Seberapa sering kita menghakimi orang lain tanpa kita tahu apa yang pernah menimpa hidupnya sebelumnya?
Siang itu seperti biasa saya sedang bertugas di poli rawat jalan sebuah rumah sakit di Surabaya. Ada seorang pemuda usia pertengahan 20-an datang untuk mengambil obat karena penyakit yang dideritanya. Pemuda ini terkena HIV/AIDS dalam usia yang masih cukup muda.
Mungkin anda terkejut, tetapi di tempat saya bekerja, banyak orang datang karena penyakit HIV tiap bulan dan tidak lagi merasa harus menyembunyikan hal itu.

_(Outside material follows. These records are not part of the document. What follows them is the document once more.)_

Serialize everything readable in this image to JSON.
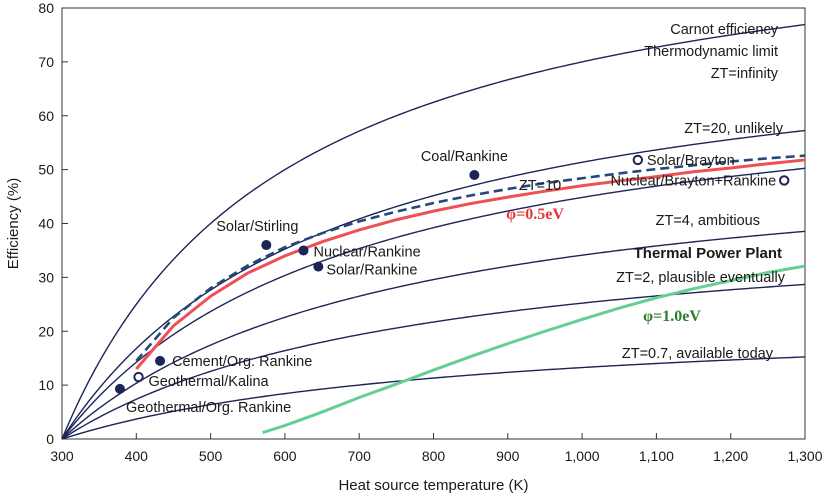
{
  "chart_data": {
    "type": "line",
    "xlabel": "Heat source temperature (K)",
    "ylabel": "Efficiency (%)",
    "xlim": [
      300,
      1300
    ],
    "ylim": [
      0,
      80
    ],
    "x_ticks": [
      300,
      400,
      500,
      600,
      700,
      800,
      900,
      1000,
      1100,
      1200,
      1300
    ],
    "x_tick_labels": [
      "300",
      "400",
      "500",
      "600",
      "700",
      "800",
      "900",
      "1,000",
      "1,100",
      "1,200",
      "1,300"
    ],
    "y_ticks": [
      0,
      10,
      20,
      30,
      40,
      50,
      60,
      70,
      80
    ],
    "y_tick_labels": [
      "0",
      "10",
      "20",
      "30",
      "40",
      "50",
      "60",
      "70",
      "80"
    ],
    "colors": {
      "curve": "#1c2557",
      "red": "#ee5055",
      "dashed": "#23487a",
      "green": "#63cf93",
      "marker": "#1c2557"
    },
    "zt_curves": [
      {
        "name": "Carnot efficiency",
        "zt": "infinity"
      },
      {
        "name": "ZT=20, unlikely",
        "zt": 20
      },
      {
        "name": "ZT=10",
        "zt": 10
      },
      {
        "name": "ZT=4, ambitious",
        "zt": 4
      },
      {
        "name": "ZT=2, plausible eventually",
        "zt": 2
      },
      {
        "name": "ZT=0.7, available today",
        "zt": 0.7
      }
    ],
    "thermal_power_plant_curves": [
      {
        "name": "φ=0.5eV",
        "x": [
          400,
          450,
          500,
          550,
          600,
          650,
          700,
          750,
          800,
          850,
          900,
          950,
          1000,
          1050,
          1100,
          1150,
          1200,
          1250,
          1300
        ],
        "y": [
          13,
          21,
          26.5,
          30.8,
          34,
          36.6,
          38.8,
          40.7,
          42.3,
          43.7,
          44.9,
          46,
          47,
          47.9,
          48.7,
          49.6,
          50.3,
          51.1,
          51.8
        ]
      },
      {
        "name": "φ=1.0eV",
        "x": [
          570,
          600,
          650,
          700,
          750,
          800,
          850,
          900,
          950,
          1000,
          1050,
          1100,
          1150,
          1200,
          1250,
          1300
        ],
        "y": [
          1.2,
          2.5,
          5,
          7.7,
          10.2,
          12.8,
          15.3,
          17.7,
          20,
          22.2,
          24.3,
          26.2,
          27.9,
          29.4,
          30.9,
          32.1
        ]
      },
      {
        "name": "dashed (ZT=10)",
        "x": [
          400,
          450,
          500,
          550,
          600,
          650,
          700,
          750,
          800,
          850,
          900,
          950,
          1000,
          1050,
          1100,
          1150,
          1200,
          1250,
          1300
        ],
        "y": [
          14.5,
          22.5,
          28,
          32.2,
          35.6,
          38.2,
          40.4,
          42.2,
          43.8,
          45.2,
          46.4,
          47.5,
          48.4,
          49.3,
          50.1,
          50.8,
          51.5,
          52.1,
          52.6
        ]
      }
    ],
    "points": [
      {
        "label": "Coal/Rankine",
        "x": 855,
        "y": 49,
        "filled": true
      },
      {
        "label": "Solar/Brayton",
        "x": 1075,
        "y": 51.8,
        "filled": false
      },
      {
        "label": "Nuclear/Brayton+Rankine",
        "x": 1272,
        "y": 48,
        "filled": false
      },
      {
        "label": "Solar/Stirling",
        "x": 575,
        "y": 36,
        "filled": true
      },
      {
        "label": "Nuclear/Rankine",
        "x": 625,
        "y": 35,
        "filled": true
      },
      {
        "label": "Solar/Rankine",
        "x": 645,
        "y": 32,
        "filled": true
      },
      {
        "label": "Cement/Org. Rankine",
        "x": 432,
        "y": 14.5,
        "filled": true
      },
      {
        "label": "Geothermal/Kalina",
        "x": 403,
        "y": 11.5,
        "filled": false
      },
      {
        "label": "Geothermal/Org. Rankine",
        "x": 378,
        "y": 9.3,
        "filled": true
      }
    ]
  },
  "annotations": {
    "carnot_line1": "Carnot efficiency",
    "carnot_line2": "Thermodynamic limit",
    "carnot_line3": "ZT=infinity",
    "zt20": "ZT=20, unlikely",
    "zt10": "ZT=10",
    "phi05": "φ=0.5eV",
    "zt4": "ZT=4, ambitious",
    "thermal_power_plant": "Thermal Power Plant",
    "zt2": "ZT=2, plausible eventually",
    "phi10": "φ=1.0eV",
    "zt07": "ZT=0.7, available today"
  }
}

Penyakit yang sudah menjadi stigma negatif di masyarakat kita. Sebut saja nama pemuda ini Roy. Selang beberapa lama, saya menjadi lebih mengenal Roy karena dia juga sebagai relawan aktif HIV/AIDS.
Relawan ini bertugas untuk membawa teman- temannya yang terkena virus mematikan ini untuk mau memeriksakan diri dan mendapat pengobatan. Bahkan relawan- relawan ini yang merawat teman sesama penderita yang opname dan mengurus administrasi jika tidak ada keluarga yang merawat. Para relawan ini kebanyakan sesama penderita HIV/AIDS dengan berbagai macam latar belakang. Mulai dari ibu rumah tangga, bekas pemakai narkoba, pelaku free sex, LGBT, dan sebagainya.
Saya berkesempatan ngobrol dengan Roy, ini petikan obrolan saya dengan Roy
Saya: Bagaimana kamu bisa terjerumus ke dunia ini?
Roy: Ceritanya panjang, Dok. Awalnya pacar saya yang kena, waktu itu saya ga tau apa- apa soal penyakit ini, tiba- tiba pacar saya ini meninggal setelah 3 bulan sakit. Kok ya setelah itu 6 bulan kemudian saya sakit, dan terdiagnosis HIV. Waktu itu saya pikir, matilah saya. Tapi, kok ya saya bisa sehat lagi. Akhirnya saya rutin berobat sampai sekarang.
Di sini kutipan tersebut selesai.